2021-04-26 | Shiplet
These are personal observations about the role of security in everyday interactions with technology. It's not intended to be exhaustive or dogmatic.
Information Security is important because it's the technological response to plotholes in our collective understanding of computers and the people who use them.
Aside from the lowest levels of physics and electrical engineering at work in the design of chips - or the things that turn electricity into logic - and many times even then, every functional layer of a computer is the result of a decision made by a person or group of people. The people making these decisions are (ideally) intelligent, scientifically informed, rigorous, and, inevitably, isolated from the totality of the ways in which their decisions can be used or abused.
The cumulative effect of these rigorous and informed decisions is that each successive or "downstream" decision is based on 1.) assumptions made about and 2.) assumptions made by the structural layers immediately before it. We can know what those assumptions are at either a surface level or at the level of their actual implementation, but unless we specialize in every facet of a particular vertical of logic, it becomes unsustainable to maintain a complete and unproblematic understanding of the structure and nuance of an entire machine, let alone hundreds, all of which contain their own architecture and design. Factor in the use of general- and special-purpose libraries to perform certain critical or non-critical tasks, and the complexity multiplies significantly.
Both hackers and the people who slow them down know this, so they often focus on and initially redefine the assumptions themselves, rather than their particular implementations. What this tends to reveal is that the most vulnerable parts of a structure are the parts that humans interact with most closely and most frequently, both in their engineering and in their consumption, and so those assumptions shift to allow for the unpredictability of human behavior as well as the more general predictability of human motivations. The interplay between these two forces raises questions and inspires answers that affect nearly every element of technology and how we interact with it. It also, to the furthest extent possible, shifts the burden of responsibility to the consumer through individual liability, rather than the engineer.

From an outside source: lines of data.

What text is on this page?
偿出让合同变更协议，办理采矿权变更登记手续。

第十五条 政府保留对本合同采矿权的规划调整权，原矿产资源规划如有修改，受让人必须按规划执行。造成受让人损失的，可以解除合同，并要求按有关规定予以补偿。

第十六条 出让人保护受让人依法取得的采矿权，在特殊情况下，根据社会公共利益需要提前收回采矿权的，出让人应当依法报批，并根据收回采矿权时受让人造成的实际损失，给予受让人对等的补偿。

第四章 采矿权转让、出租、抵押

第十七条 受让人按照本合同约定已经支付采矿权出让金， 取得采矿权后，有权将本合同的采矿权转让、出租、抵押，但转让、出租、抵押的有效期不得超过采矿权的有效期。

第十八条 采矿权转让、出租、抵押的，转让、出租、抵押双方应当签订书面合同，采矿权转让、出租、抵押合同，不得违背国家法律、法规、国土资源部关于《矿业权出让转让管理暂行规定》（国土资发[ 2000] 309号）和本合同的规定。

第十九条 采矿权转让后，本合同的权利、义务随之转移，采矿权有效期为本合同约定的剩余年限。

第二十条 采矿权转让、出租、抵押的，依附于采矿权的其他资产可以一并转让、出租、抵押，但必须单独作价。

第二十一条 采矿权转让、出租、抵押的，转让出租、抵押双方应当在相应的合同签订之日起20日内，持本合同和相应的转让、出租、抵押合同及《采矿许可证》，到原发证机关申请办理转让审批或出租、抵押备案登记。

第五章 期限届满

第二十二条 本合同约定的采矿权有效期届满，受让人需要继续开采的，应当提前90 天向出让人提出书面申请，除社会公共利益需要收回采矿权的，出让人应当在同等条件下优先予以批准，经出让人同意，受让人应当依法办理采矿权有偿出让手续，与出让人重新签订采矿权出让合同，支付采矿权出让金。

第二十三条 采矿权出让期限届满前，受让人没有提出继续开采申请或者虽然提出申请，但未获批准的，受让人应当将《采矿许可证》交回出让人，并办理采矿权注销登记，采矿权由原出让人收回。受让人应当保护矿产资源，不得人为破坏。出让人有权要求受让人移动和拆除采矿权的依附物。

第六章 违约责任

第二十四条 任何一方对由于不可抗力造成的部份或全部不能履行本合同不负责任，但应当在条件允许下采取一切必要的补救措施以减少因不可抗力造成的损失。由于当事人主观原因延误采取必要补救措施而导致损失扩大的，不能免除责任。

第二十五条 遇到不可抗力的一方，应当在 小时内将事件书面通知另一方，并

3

This exchange is predicated on and enforceable through a social contract between the engineer and the consumer. The engineer's portion of the contract is that they've done their due diligence in simplifying & streamlining usage while also hardening against attack vectors, and that if the consumer uses the product in the way in which it's intended, they'll be kept safe. The consumer's portion of the contract is that they'll follow these guidelines, indeed use the product as intended, and absolve the engineer of the steepest responsibilities of failure. Either half of the contract is rendered unenforceable in cases of negligence.
Given this, the role of Information Security is to translate human behavior and motivation into reproducible steps either to uphold OR to break that contract and thereby redefine and re-provision it. The weakest clauses of this contract are:
- That the logic of any particular decision is sufficiently complete.
- That the definition of intended use is sufficiently broad.
This results in an iterative exchange between engineers and consumers, informed by attackers as a third party, and which fluctuates among varying ergonomic degrees. Fortunately, these degrees of clunkiness have, overall, trended toward less friction in adoption, rather than more.